Having landed the car-sized Curiosity rover on Mars, NASA is looking in the other direction with its Small Spacecraft Technology Program. Dedicated to improving small satellite technology, the program recently awarded contracts to three teams working in the areas of communications, formation flying and docking. The tricky bit is that the satellites they’re working with are only four inches (10.16 cm) tall.
The three projects are based on CubeSats, a class of cubical nanosatellites that are four inches (10.16 cm) on each side and weigh about three pounds (1.36 kg). This may seem rather small for a satellite – and it is – but these tiny spacecraft do have many advantages over their larger counterparts. First, they are very inexpensive as satellites go. Second, being so small and light, they can be sent into orbit as hitchhikers with bigger satellites for a fraction of the cost.
But what really sets the CubeSats apart is that what they lack in complexity, they make up for in numbers. CubeSats aren’t so much independent spacecraft as they are building blocks. Instead of going up singly, groups of CubeSats can be launched that can either fly in formation or they can dock with one another to form a larger satellite with greater capabilities. Think of them as like those electronic modular toys where you plug modules together to make radios or other devices.
The three missions selected by NASA are intended to exploit the advantages of the CubeSat standard. One, called the "Integrated Solar Array and Reflectarray Antenna (ISARA) for High Bandwidth CubeSat," is a US$5.5 million mission by Richard Hodges, NASA Jet Propulsion Laboratory, Pasadena, California and Pumpkin Inc. of San Francisco. Its purpose is to increase the amount of data that a tiny satellite can transmit by turning its solar array into a reflector for the satellite’s communications antenna.

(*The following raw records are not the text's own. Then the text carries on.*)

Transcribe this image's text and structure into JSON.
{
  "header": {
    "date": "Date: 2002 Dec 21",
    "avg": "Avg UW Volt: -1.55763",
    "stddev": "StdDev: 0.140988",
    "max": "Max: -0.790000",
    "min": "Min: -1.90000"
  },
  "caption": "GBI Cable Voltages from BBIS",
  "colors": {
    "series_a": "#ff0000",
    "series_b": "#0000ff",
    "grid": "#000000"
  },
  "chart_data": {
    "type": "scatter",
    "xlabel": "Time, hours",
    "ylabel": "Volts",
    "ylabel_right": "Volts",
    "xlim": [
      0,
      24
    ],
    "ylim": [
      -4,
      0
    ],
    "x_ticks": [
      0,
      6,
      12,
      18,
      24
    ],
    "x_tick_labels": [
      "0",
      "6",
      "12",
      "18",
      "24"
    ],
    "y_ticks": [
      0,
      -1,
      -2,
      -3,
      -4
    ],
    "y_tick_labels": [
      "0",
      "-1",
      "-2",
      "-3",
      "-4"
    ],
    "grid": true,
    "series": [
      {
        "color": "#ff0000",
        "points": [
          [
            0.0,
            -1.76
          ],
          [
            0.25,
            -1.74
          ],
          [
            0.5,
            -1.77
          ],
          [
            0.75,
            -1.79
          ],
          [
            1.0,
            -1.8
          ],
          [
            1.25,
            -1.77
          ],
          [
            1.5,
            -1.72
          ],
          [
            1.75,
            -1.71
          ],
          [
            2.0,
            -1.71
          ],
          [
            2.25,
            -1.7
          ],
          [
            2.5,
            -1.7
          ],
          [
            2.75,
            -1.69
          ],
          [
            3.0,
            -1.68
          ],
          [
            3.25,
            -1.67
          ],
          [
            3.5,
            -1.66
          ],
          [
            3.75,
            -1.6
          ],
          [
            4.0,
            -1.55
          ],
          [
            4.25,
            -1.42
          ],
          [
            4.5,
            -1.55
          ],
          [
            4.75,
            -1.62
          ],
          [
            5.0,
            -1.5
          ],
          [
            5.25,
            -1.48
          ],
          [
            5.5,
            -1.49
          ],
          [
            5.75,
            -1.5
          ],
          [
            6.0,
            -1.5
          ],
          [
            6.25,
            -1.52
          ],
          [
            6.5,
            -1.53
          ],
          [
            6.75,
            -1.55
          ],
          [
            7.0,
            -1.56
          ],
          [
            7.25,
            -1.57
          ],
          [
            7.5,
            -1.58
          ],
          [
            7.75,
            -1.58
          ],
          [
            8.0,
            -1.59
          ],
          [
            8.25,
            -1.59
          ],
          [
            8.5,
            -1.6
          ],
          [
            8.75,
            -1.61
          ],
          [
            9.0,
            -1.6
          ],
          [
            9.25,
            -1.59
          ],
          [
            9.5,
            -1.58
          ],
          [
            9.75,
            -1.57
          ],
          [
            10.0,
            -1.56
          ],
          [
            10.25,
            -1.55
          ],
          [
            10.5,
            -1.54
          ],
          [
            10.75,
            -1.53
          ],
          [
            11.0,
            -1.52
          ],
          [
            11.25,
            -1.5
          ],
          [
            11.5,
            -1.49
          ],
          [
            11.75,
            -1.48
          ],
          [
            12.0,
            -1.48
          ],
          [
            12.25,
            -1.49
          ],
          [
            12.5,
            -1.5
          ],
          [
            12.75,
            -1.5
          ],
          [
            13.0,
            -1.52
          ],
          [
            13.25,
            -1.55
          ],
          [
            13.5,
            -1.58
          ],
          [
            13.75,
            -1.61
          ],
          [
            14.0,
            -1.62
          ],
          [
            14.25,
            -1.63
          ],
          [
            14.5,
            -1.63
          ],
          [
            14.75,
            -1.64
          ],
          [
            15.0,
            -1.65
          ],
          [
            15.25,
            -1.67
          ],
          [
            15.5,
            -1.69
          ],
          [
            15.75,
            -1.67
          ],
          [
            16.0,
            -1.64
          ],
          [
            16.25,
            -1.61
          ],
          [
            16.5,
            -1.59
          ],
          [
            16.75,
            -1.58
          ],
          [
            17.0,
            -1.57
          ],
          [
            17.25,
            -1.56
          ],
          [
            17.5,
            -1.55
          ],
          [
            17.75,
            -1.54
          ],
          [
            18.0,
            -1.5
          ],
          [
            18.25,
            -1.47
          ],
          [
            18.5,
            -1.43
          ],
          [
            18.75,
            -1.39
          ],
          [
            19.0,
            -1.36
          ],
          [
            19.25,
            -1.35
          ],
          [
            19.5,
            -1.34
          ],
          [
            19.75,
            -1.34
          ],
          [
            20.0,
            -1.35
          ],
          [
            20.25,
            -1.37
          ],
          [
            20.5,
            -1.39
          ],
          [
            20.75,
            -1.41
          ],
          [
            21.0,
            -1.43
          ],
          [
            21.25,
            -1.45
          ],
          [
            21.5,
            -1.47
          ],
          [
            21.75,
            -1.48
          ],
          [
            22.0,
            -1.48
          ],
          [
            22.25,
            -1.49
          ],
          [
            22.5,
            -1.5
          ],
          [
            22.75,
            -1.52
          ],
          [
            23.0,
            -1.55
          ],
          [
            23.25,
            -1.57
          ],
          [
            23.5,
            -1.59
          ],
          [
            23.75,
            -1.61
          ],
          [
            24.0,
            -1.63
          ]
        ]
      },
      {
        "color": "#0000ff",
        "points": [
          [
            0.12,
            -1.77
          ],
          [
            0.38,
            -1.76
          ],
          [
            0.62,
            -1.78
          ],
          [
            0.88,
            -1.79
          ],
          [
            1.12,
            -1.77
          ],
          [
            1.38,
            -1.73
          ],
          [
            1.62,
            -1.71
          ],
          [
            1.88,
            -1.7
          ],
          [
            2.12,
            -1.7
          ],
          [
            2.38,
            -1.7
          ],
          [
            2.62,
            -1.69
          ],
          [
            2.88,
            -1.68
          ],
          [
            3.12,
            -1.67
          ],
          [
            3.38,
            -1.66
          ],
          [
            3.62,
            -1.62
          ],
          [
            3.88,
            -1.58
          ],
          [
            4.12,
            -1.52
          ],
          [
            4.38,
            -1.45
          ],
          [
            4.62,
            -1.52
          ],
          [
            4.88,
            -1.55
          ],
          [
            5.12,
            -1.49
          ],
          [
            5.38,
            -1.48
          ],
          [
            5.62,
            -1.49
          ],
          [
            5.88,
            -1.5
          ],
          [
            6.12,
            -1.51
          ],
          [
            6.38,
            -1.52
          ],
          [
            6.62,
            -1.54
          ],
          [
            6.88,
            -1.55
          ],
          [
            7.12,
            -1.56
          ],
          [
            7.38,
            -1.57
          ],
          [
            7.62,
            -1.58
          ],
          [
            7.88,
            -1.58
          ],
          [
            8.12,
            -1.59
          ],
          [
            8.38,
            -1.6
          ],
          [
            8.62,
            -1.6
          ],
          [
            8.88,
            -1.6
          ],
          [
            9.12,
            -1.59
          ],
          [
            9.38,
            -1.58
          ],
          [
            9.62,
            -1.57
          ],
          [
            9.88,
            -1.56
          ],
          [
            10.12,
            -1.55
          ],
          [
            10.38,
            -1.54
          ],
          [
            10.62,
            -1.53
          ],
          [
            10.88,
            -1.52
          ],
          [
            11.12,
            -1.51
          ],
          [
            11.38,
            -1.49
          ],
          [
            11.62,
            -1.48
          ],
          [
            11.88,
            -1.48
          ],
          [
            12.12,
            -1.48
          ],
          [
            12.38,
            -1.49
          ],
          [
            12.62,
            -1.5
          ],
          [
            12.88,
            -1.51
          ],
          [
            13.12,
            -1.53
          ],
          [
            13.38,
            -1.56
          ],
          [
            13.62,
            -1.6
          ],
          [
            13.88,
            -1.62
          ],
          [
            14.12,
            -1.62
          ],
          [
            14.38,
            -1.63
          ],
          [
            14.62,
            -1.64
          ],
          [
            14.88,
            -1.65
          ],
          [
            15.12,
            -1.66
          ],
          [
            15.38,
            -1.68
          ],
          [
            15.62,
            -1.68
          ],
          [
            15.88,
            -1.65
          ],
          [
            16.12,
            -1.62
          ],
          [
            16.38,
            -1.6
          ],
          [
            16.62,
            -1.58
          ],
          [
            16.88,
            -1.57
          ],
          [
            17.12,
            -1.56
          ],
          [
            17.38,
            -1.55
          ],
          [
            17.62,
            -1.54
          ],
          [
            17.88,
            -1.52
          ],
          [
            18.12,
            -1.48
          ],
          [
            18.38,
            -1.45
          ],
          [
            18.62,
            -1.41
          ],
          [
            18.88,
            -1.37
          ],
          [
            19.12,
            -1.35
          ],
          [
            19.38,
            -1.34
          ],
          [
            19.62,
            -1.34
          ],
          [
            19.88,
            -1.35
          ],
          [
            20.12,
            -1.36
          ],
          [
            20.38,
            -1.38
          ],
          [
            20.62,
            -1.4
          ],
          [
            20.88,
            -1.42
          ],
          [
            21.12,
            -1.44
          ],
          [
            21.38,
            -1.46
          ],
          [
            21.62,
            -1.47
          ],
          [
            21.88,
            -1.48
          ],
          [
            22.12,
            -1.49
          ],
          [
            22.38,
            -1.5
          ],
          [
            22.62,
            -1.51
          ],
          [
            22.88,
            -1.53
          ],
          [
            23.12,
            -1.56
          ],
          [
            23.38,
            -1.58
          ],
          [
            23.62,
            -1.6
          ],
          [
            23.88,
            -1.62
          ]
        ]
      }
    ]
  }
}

Another $3.6 million project by Siegfried Janson, Aerospace Corporation of El Segundo, California, is for "Integrated Optical Communications and Proximity Sensors for Cubesats." This involves a pair of CubeSats that will use lasers for communicating with the ground as well as radar and optical sensors to help nanosatellites when maneuvering near one another.
The third is the "Proximity Operations Nano-Satellite Flight Demonstration," by Charles MacGillivray, Tyvak Nano-Satellite Systems LLC of Orange, California, Applied Defense Solutions Inc. of Columbia, Maryland, 406 Aerospace LLC of Bozeman, Montana, and California Polytechnic State University of San Luis Obispo. This $13.5 million mission will use two satellites, each made of three CubeSats, to practice rendezvous and docking maneuvers in orbit.
The flights are due to take place in 2014 and 2015.